# PSPACE

###PSPACE

We have focused so far on time constraints, what about memory constraints?

PSPACE is the set of problems that can be solved by an algorithm using a polynomial amount of memory (space). In polynomial time, an algorithm can only use a polynomial amount of space, $\text{P} \subseteq \text{PSPACE}$

Lemma: $\text{3-SAT} \in \text{PSPACE}$

Proof: Each n-string $x_1, \dots, x_n$ stores a T/F assignment i.e. $x_i = 1 \rightarrow \text{True}$

Star from the 00…000 string, check if this assignment satisfies all the clauses. If YES then we’re done, we’ve found a satisfying assignment. Otherwise, add 1 to the string and test the next assignment.

At any point in time, we only store one string (all the clauses). i.e. a polynomial amount of space.

Note: This alg. takes an exponential amount of time as it “counts” from 0 to $2^n-1$, but this is allowed.

Theorem: $NP \subseteq \text{PSPACE}$

Proof: Take a problem Q in NP. There is a polynomial reduction $Q \rightarrow 3Sat$ and 3-SAT is NP-Complete. This reduction using a poly amount of space. We can solve 3-SAT in polynomial space so we can solve Q in polynomial space too.

So $Q \in \text{PSPACE}$

If Q is in PSPACE, then so is the complement ${\bar Q}$. [x is YES instance of Q relates to x is NO instance of ${\bar Q}$. So $\text{coNP} \subseteq \text{PSPACE}$.

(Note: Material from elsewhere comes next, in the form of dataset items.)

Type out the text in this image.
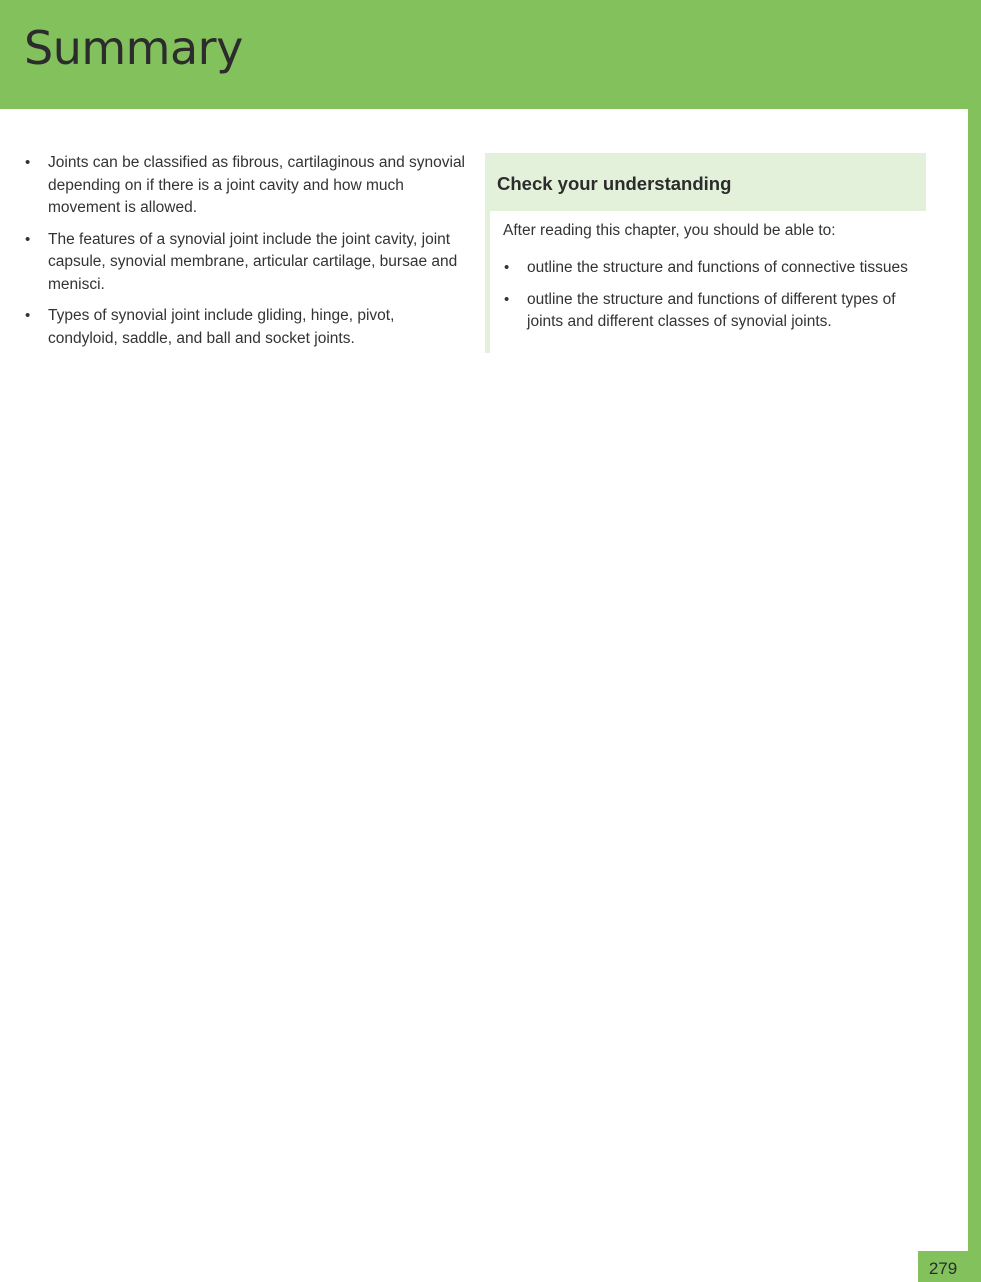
Summary
• Joints can be classified as fibrous, cartilaginous and synovial depending on if there is a joint cavity and how much movement is allowed.
• The features of a synovial joint include the joint cavity, joint capsule, synovial membrane, articular cartilage, bursae and menisci.
• Types of synovial joint include gliding, hinge, pivot, condyloid, saddle, and ball and socket joints.
Check your understanding

After reading this chapter, you should be able to:

• outline the structure and functions of connective tissues
• outline the structure and functions of different types of joints and different classes of synovial joints.
279
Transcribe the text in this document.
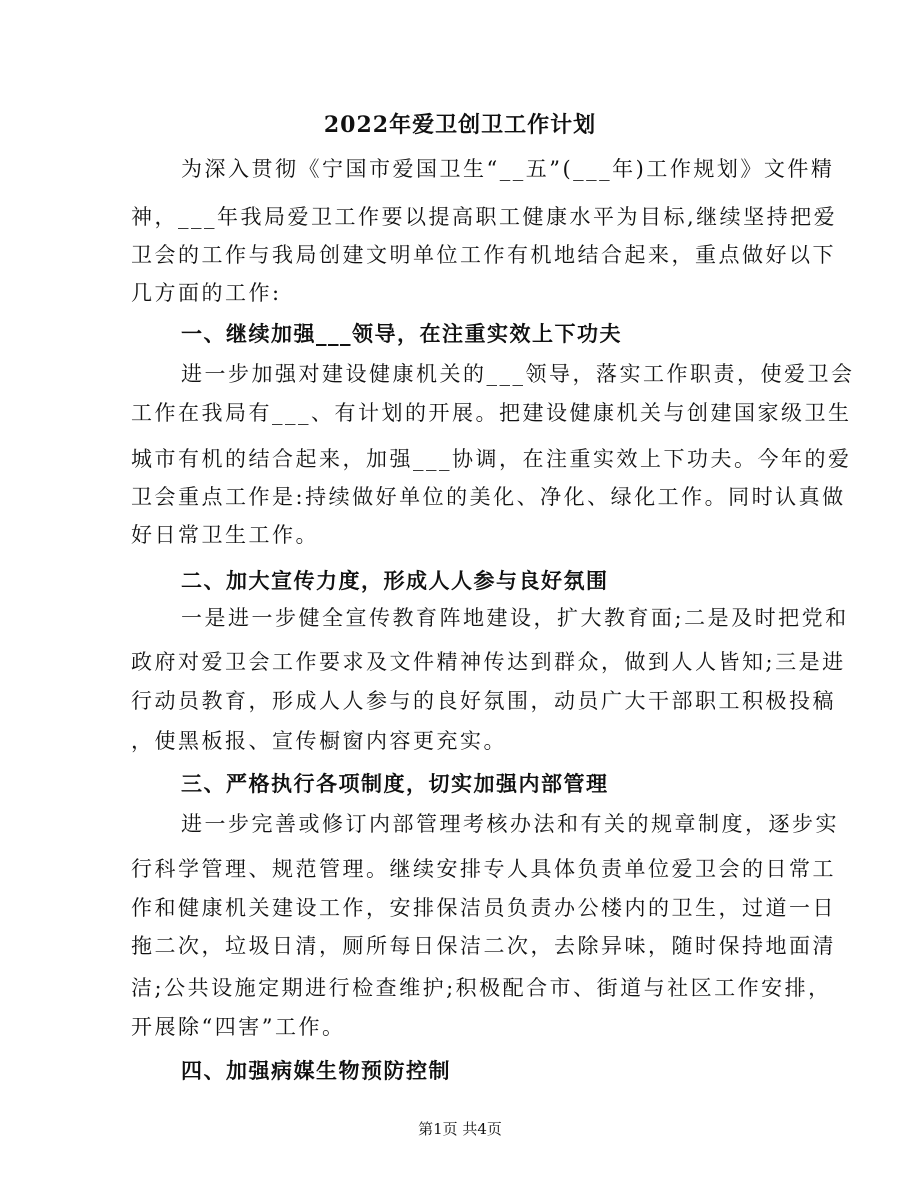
2022年爱卫创卫工作计划
为深入贯彻《宁国市爱国卫生“__五”(___年)工作规划》文件精
神，___年我局爱卫工作要以提高职工健康水平为目标,继续坚持把爱
卫会的工作与我局创建文明单位工作有机地结合起来，重点做好以下
几方面的工作:
一、继续加强___领导，在注重实效上下功夫
进一步加强对建设健康机关的___领导，落实工作职责，使爱卫会
工作在我局有___、有计划的开展。把建设健康机关与创建国家级卫生
城市有机的结合起来，加强___协调，在注重实效上下功夫。今年的爱
卫会重点工作是:持续做好单位的美化、净化、绿化工作。同时认真做
好日常卫生工作。
二、加大宣传力度，形成人人参与良好氛围
一是进一步健全宣传教育阵地建设，扩大教育面;二是及时把党和
政府对爱卫会工作要求及文件精神传达到群众，做到人人皆知;三是进
行动员教育，形成人人参与的良好氛围，动员广大干部职工积极投稿
，使黑板报、宣传橱窗内容更充实。
三、严格执行各项制度，切实加强内部管理
进一步完善或修订内部管理考核办法和有关的规章制度，逐步实
行科学管理、规范管理。继续安排专人具体负责单位爱卫会的日常工
作和健康机关建设工作，安排保洁员负责办公楼内的卫生，过道一日
拖二次，垃圾日清，厕所每日保洁二次，去除异味，随时保持地面清
洁;公共设施定期进行检查维护;积极配合市、街道与社区工作安排，
开展除“四害”工作。
四、加强病媒生物预防控制
第1页 共4页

Open Problem $P \not= \text{PSPACE}$, we can’t prove this yet.

But we can determine the hardest problems in PSPACE . A problem Q is PSPACE-complete if: (1) $Q \in \text{PSPACE}$ and (2) Every problem $R \in \text{PSPACE}$ has a polyspace reduction $R \rightarrow Q$

QSAT allows us to use universal quantifiers as well as existential quantifiers.

Why is QSAT in PSPACE?

I missed the rest of this lecture… woops.